Amazon’s 2025 Reimbursement Shift: A Quiet Margin Killer—Unless You Act Now
Imagine losing $20 on every unit that never even sold — and not realizing it until your profit margins tank.
That’s what’s happening to thousands of Amazon sellers right now.
Why? On March 10, 2025, Amazon quietly changed how it reimburses FBA sellers for lost or damaged inventory. And if you’re not manually submitting your manufacturing costs, you’re likely getting back pennies on the dollar.
And no, this isn’t about customer returns. It’s about inventory lost inside Amazon warehouses, before anyone even clicks “Buy Now.”
What Changed (And Why It Matters)
Under the new policy, Amazon only reimburses sellers for the manufacturing cost of unsold lost inventory, not your retail price, not your average sales price.
If you don’t manually input that cost, Amazon will estimate it using “similar listings,” — often wildly inaccurate.
Let’s break it down:
- Selling Price: $27.99
- Your Manufacturing Cost: $5.40
- New Reimbursement (estimated): ~$5.60
- Old Reimbursement (2024 average): Closer to $24–$26
- Potential loss per unit: Over 75%
It’s like having insurance that used to pay you for a new car… and now just gives you scrap value unless you fight for more.
What’s Driving This Policy Shift?
This isn’t random.
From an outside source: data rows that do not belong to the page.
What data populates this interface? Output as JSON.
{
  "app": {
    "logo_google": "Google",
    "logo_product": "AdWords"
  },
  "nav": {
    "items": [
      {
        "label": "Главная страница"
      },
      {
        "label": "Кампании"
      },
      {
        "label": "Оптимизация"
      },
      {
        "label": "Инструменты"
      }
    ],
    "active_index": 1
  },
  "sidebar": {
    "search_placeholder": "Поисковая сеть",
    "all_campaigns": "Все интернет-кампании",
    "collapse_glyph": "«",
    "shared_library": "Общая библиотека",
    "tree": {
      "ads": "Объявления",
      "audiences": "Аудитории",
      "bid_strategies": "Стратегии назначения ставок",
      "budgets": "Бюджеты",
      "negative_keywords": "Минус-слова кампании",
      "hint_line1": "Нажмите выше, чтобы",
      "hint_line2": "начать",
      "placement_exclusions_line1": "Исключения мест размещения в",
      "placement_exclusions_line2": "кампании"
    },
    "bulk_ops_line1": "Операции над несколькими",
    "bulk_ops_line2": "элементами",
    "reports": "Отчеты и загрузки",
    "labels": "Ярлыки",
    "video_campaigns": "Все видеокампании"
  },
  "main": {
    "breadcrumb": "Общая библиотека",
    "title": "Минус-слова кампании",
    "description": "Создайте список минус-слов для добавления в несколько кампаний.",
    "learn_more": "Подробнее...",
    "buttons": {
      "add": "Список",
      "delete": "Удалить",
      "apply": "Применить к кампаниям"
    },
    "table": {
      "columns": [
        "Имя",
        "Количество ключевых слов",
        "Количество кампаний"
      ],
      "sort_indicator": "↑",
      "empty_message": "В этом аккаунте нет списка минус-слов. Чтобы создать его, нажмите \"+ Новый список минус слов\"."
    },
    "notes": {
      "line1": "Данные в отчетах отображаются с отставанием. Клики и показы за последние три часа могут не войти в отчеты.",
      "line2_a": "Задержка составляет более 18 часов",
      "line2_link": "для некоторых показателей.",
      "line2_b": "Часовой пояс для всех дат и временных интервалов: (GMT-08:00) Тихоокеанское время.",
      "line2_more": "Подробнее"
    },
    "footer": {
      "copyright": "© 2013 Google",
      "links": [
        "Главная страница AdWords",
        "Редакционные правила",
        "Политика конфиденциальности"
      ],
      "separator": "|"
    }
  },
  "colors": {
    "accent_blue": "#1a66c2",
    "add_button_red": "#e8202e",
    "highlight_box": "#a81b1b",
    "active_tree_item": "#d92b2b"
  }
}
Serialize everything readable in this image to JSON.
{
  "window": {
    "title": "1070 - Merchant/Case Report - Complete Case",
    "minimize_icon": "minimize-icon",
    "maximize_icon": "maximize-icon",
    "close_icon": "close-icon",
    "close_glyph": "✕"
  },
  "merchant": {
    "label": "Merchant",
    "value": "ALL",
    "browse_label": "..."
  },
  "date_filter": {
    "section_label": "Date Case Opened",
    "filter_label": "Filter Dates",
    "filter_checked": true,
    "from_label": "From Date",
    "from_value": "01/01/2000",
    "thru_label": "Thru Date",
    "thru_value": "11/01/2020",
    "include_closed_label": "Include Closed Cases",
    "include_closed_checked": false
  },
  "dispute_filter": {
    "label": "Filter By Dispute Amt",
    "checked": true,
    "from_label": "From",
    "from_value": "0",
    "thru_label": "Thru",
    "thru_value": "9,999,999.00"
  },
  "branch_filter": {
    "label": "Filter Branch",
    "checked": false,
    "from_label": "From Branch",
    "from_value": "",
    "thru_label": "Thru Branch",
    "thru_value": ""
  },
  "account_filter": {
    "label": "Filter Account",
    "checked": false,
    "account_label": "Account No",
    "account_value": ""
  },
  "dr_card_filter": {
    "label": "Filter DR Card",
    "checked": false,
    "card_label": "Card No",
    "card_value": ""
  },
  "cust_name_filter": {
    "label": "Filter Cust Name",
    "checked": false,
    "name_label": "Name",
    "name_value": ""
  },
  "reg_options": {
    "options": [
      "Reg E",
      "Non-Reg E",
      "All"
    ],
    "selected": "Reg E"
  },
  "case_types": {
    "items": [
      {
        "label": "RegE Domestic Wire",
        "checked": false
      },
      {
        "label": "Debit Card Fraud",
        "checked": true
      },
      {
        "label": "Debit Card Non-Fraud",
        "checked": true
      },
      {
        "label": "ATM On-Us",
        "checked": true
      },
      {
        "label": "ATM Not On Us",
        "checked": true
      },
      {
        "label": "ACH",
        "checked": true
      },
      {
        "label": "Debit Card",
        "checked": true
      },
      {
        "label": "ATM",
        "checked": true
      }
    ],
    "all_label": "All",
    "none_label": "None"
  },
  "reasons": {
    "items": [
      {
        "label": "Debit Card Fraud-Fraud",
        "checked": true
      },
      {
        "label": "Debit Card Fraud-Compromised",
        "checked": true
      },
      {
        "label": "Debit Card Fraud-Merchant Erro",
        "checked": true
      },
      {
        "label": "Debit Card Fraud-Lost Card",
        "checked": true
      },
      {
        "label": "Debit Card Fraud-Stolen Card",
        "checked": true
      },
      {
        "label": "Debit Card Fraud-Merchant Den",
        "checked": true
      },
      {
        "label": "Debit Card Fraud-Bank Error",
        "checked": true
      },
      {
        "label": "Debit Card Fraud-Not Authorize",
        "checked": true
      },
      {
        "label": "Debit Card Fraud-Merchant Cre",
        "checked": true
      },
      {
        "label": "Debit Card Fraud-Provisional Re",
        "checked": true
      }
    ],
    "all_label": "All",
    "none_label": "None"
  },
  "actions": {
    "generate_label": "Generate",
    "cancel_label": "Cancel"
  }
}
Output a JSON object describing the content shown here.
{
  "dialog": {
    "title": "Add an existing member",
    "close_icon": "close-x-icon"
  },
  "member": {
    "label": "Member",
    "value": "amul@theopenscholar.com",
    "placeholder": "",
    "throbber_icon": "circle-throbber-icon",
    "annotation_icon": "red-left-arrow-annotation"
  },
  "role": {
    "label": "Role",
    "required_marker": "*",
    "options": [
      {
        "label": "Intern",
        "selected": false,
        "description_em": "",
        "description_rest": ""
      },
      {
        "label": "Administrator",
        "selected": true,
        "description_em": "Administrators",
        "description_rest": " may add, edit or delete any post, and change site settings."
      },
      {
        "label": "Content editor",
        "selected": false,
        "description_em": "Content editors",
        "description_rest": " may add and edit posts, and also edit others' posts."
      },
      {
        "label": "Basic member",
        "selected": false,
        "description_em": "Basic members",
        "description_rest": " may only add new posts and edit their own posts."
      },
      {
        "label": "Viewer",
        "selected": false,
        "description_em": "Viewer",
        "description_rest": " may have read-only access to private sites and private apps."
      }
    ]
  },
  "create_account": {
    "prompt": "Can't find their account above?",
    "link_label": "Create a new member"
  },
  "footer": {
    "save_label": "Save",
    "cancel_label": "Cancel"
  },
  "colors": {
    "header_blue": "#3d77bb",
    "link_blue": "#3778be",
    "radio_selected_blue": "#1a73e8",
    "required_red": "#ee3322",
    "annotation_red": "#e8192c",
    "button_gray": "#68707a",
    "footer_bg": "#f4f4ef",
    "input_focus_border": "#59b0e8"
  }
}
Amazon is trimming excess and placing more responsibility on sellers, while offering more tools if you know how to use them.
New data from Marketplace Pulse shows:
“Monthly traffic per seller has increased 31% since 2021. Fewer sellers, but more opportunity for those who stay.” — Marketplace Pulse, 2025
So yes, Amazon is still growing — just not for the lazy. They’re rewarding operationally sharp brands and phasing out the ones who aren’t tracking their business like a business.
What To Do Right Now
This is your chance to shift from reactive to strategic. Here’s how to protect your margins:
- Input Manufacturing Costs Manually Go to Seller Central → Reimbursements section. Don’t let Amazon estimate your cost for you. That’s your job now.
- Identify At-Risk SKUs Use tools like Seller Labs SKU Economics or even Inventory Health reports to flag high-volume or high-ticket ASINs most vulnerable to losses.
- Improve FBA Packaging & Inbound Process. The fewer units per box, the lower the damage risk. Also, reinforce packaging and prep standards to prevent preventable warehouse losses.
- Monitor Reimbursement Reports Weekly. Build a habit (or assign it) to check your reimbursements weekly. Losses you don’t notice are the ones that drain you silently.
- Use Alerts to Stay Ahead. Seller Labs doesn’t alert for reimbursements yet, but their low-inventory alert helps avoid stockouts that stack losses. Use it to maintain margin visibility.
Bonus: Think Like an Audit-Ready Brand
This isn’t the last change. If Amazon’s pushing sellers to act like proper businesses, now’s the time to build systems that reflect that.
At PAS, we built a 10-minute SOP for our account managers to review reimbursements and margin losses weekly. Because it’s no longer optional.
Margins don’t just die in big decisions — they erode in overlooked details.
Final Thought
Amazon’s 2025 reimbursement update is a quiet but brutal margin killer — unless you act fast. The sellers who survive this shift will be the ones who operate with precision.
Know your true manufacturing cost Track what Amazon owes you Build operational awareness into your weekly rhythm
Don’t just plug leaks — build a boat that doesn’t need patching.